At least some of the fault rests with network equipment vendors, Hugo asserted. “There’s a telecommunications forum here, and they’re saying the telecom equipment providers are being very evasive about their compliance status.”
For their part, equipment vendors said they are prepared to meet the Year 2000 challenge. For example, Motorola Inc., which began implementing its compliance procedures last year, has converted all its software, which it began deploying in May, said Jim Estes, senior director of Motorola’s Year 2000 readiness program. The company also has audited suppliers of cellular infrastructure equipment to ensure they are compliant.
Northern Networks also said it is ready. Nortel launched its millennium-compliance program two years ago and expects to have more than 90 percent of its wireless products compliant by year’s end, said Reza Rahdar, Nortel’s Year 2000 wireless project manager.

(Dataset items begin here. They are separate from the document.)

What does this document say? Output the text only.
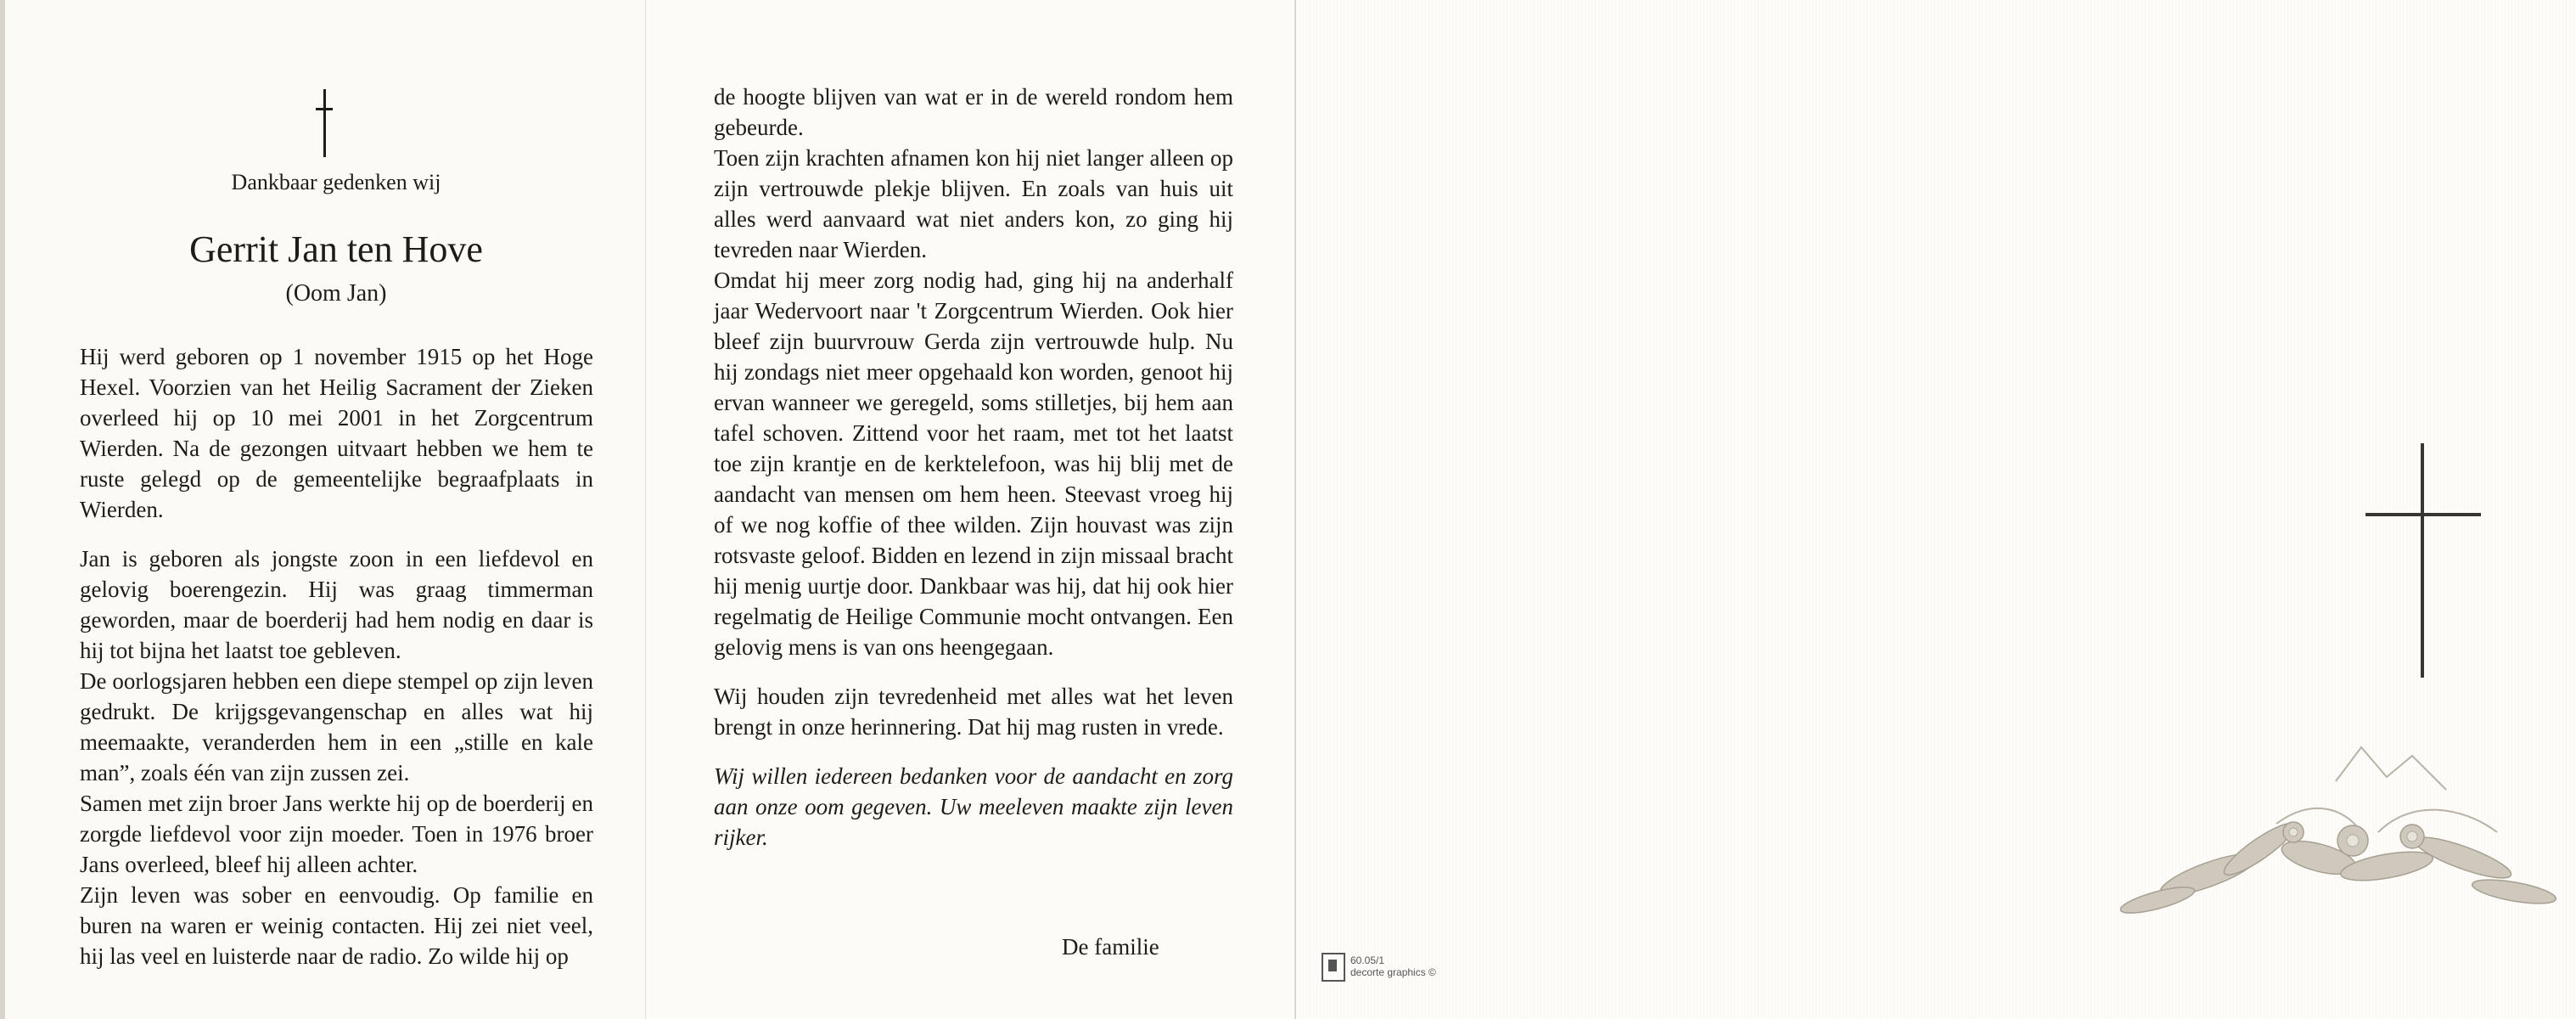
Dankbaar gedenken wij
Gerrit Jan ten Hove
(Oom Jan)

Hij werd geboren op 1 november 1915 op het Hoge Hexel. Voorzien van het Heilig Sacrament der Zieken overleed hij op 10 mei 2001 in het Zorgcentrum Wierden. Na de gezongen uitvaart hebben we hem te ruste gelegd op de gemeentelijke begraafplaats in Wierden.

Jan is geboren als jongste zoon in een liefdevol en gelovig boerengezin. Hij was graag timmerman geworden, maar de boerderij had hem nodig en daar is hij tot bijna het laatst toe gebleven.

De oorlogsjaren hebben een diepe stempel op zijn leven gedrukt. De krijgsgevangenschap en alles wat hij meemaakte, veranderden hem in een „stille en kale man”, zoals één van zijn zussen zei.

Samen met zijn broer Jans werkte hij op de boerderij en zorgde liefdevol voor zijn moeder. Toen in 1976 broer Jans overleed, bleef hij alleen achter.

Zijn leven was sober en eenvoudig. Op familie en buren na waren er weinig contacten. Hij zei niet veel, hij las veel en luisterde naar de radio. Zo wilde hij op

de hoogte blijven van wat er in de wereld rondom hem gebeurde.

Toen zijn krachten afnamen kon hij niet langer alleen op zijn vertrouwde plekje blijven. En zoals van huis uit alles werd aanvaard wat niet anders kon, zo ging hij tevreden naar Wierden.

Omdat hij meer zorg nodig had, ging hij na anderhalf jaar Wedervoort naar 't Zorgcentrum Wierden. Ook hier bleef zijn buurvrouw Gerda zijn vertrouwde hulp. Nu hij zondags niet meer opgehaald kon worden, genoot hij ervan wanneer we geregeld, soms stilletjes, bij hem aan tafel schoven. Zittend voor het raam, met tot het laatst toe zijn krantje en de kerktelefoon, was hij blij met de aandacht van mensen om hem heen. Steevast vroeg hij of we nog koffie of thee wilden. Zijn houvast was zijn rotsvaste geloof. Bidden en lezend in zijn missaal bracht hij menig uurtje door. Dankbaar was hij, dat hij ook hier regelmatig de Heilige Communie mocht ontvangen. Een gelovig mens is van ons heengegaan.

Wij houden zijn tevredenheid met alles wat het leven brengt in onze herinnering. Dat hij mag rusten in vrede.

Wij willen iedereen bedanken voor de aandacht en zorg aan onze oom gegeven. Uw meeleven maakte zijn leven rijker.

De familie
60.05/1
decorte graphics ©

Michael King, associate research analyst at Meta Group, a research firm, said wireless carriers generally are well-prepared for the millennium. Still, he said, wireless companies face a unique risk. “Wireless carriers are particularly sensitive to Y2K because they have so many outlying switching stations and antennas. Because their antennas are far, they rely more on embedded systems, such as heating and air conditioning controls using microprocessors, to maintain network integrity,” he said.
Telecom equipment vendors have another set of millennium-related problems with which to contend-lost revenues from customers that are diverting funds from network upgrades to Year 2000 compliance projects, according to Warburg Dillon Read, the investment firm. Recent quarterly SEC filings by companies such as Lucent and Cisco reveal that they “are far more concerned about potential lost revenues than about internal software fix costs,” a recent Warburg report said.
“We believe this poses a much larger risk to 1999 earnings for telecom equipment vendors than the impact of actual expenses to become Y2K compliant,” the report said.